Halo, semua! Happy reading^^
Aku menikmati malam dengan menengadah ke langit. Pandangan mengarah pada rembulan dan jutaan bintang dengan sendu juga hati yang sakit. Hidup ini terlampau rumit. Bagai alur turun-naik lagi sempit.
Kenapa sesakit ini?
Tara, aku kangen.
Tiba-tiba, sepasang tangan besar melingkar erat di perut. Aku terkejut. Saking serius melihat langit dengan pikiran semrawut, sampai tak menyadari kalau seseorang datang, seketika senang membalut. Rinduku bersambut.
“Tara.”
“Ya.”
“Kenapa ada di sini?”
Tara membalikkan tubuhku. Aku menatapnya lekat.
“Kau melarangku datang?”
“Aku tidak akan berani. Namun, ini malam pertamamu. Aku khawatir Ibu Kalinda mencari.”
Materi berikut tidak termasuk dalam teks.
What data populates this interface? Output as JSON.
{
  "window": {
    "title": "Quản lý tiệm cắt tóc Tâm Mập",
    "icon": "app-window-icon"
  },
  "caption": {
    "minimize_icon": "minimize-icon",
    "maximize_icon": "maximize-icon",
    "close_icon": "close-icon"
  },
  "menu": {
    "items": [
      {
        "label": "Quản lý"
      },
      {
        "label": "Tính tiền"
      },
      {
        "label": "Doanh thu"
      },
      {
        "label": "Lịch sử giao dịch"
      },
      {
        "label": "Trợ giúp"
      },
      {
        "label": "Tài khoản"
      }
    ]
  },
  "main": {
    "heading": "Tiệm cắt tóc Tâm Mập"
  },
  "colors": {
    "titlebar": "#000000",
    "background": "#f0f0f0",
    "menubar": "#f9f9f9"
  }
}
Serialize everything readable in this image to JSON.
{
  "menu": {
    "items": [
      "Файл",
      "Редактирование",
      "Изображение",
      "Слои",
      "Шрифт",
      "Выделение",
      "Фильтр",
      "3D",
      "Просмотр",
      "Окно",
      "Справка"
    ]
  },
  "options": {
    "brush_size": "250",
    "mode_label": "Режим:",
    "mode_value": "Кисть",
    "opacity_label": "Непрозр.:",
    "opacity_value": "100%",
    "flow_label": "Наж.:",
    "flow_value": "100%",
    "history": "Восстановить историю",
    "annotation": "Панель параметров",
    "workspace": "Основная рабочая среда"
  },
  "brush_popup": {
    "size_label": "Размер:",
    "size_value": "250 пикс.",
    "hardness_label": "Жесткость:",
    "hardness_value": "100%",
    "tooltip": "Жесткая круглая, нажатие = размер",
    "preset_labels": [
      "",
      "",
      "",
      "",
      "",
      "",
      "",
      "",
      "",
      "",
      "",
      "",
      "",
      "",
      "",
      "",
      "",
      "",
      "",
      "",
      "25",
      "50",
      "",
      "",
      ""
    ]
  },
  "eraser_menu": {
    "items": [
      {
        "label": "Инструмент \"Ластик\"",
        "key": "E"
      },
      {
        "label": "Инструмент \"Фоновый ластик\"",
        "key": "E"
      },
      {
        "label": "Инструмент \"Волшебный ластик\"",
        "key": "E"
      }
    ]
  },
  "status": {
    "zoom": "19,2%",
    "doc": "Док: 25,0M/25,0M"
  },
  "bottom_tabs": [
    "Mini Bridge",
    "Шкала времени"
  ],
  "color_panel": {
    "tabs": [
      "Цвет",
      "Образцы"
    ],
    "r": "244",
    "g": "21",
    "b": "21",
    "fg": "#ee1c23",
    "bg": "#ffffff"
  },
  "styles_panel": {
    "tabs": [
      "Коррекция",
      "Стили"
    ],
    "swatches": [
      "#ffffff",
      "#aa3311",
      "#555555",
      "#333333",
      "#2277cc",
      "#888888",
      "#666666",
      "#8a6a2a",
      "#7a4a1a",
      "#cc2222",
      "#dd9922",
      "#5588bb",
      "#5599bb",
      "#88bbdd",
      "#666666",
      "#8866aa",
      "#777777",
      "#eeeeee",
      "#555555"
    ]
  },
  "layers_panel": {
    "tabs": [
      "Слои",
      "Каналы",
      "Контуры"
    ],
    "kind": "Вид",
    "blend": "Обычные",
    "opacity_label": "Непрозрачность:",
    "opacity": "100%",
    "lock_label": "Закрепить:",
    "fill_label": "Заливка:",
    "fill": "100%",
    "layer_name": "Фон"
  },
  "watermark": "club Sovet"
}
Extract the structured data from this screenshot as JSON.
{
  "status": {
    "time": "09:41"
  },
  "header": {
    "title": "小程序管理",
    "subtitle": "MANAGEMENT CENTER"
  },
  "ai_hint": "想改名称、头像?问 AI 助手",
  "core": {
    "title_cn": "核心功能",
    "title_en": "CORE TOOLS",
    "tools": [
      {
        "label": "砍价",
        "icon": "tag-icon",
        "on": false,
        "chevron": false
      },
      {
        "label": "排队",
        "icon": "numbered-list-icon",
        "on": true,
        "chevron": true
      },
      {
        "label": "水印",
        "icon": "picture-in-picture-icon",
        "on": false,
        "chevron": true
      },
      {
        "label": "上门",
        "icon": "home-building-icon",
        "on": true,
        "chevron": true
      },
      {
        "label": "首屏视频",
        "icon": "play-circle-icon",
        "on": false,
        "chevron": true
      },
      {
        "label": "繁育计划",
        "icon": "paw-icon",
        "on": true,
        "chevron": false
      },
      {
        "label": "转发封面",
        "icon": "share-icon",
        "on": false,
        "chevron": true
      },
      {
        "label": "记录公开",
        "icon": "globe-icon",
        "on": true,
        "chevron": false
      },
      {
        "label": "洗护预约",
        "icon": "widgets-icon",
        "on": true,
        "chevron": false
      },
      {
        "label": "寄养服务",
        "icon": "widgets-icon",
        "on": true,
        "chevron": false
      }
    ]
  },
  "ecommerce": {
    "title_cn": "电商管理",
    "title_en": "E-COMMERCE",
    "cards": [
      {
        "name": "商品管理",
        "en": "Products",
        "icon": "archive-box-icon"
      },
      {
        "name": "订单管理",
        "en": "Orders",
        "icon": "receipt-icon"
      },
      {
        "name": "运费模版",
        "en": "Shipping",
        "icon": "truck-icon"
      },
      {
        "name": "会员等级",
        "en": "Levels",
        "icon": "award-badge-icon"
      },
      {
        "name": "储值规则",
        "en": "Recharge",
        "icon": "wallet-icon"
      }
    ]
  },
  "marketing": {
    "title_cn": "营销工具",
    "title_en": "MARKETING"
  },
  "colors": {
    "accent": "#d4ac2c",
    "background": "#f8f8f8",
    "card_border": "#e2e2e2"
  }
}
“Dia sudah tidur. Katanya, lelah.”
Sudah tidur? Lelah? Aku merasa aneh. Bagaimana bisa? Ini malam pertama mereka. Ah, mungkin capek dengan pesta pernikahan yang berlangsung selama 3 jam.
Sudahlah, lebih bagus berbaik sangka, daripada aku kembali bertanya. Tara tak akan menjawab, percuma.
“Oh, begitu.”
Entahlah. Aku tak tahu kata apa yang pas untuk menyahuti penjelasan ganjil tersebut.
Lalu, siapa aku? Apakah seorang wanita tuna-susila? Jawabannya tentu saja bukan.
Aku juga wanita yang Tara sebutkan namanya dalam ijab kabul. Namun, hanya secara siri.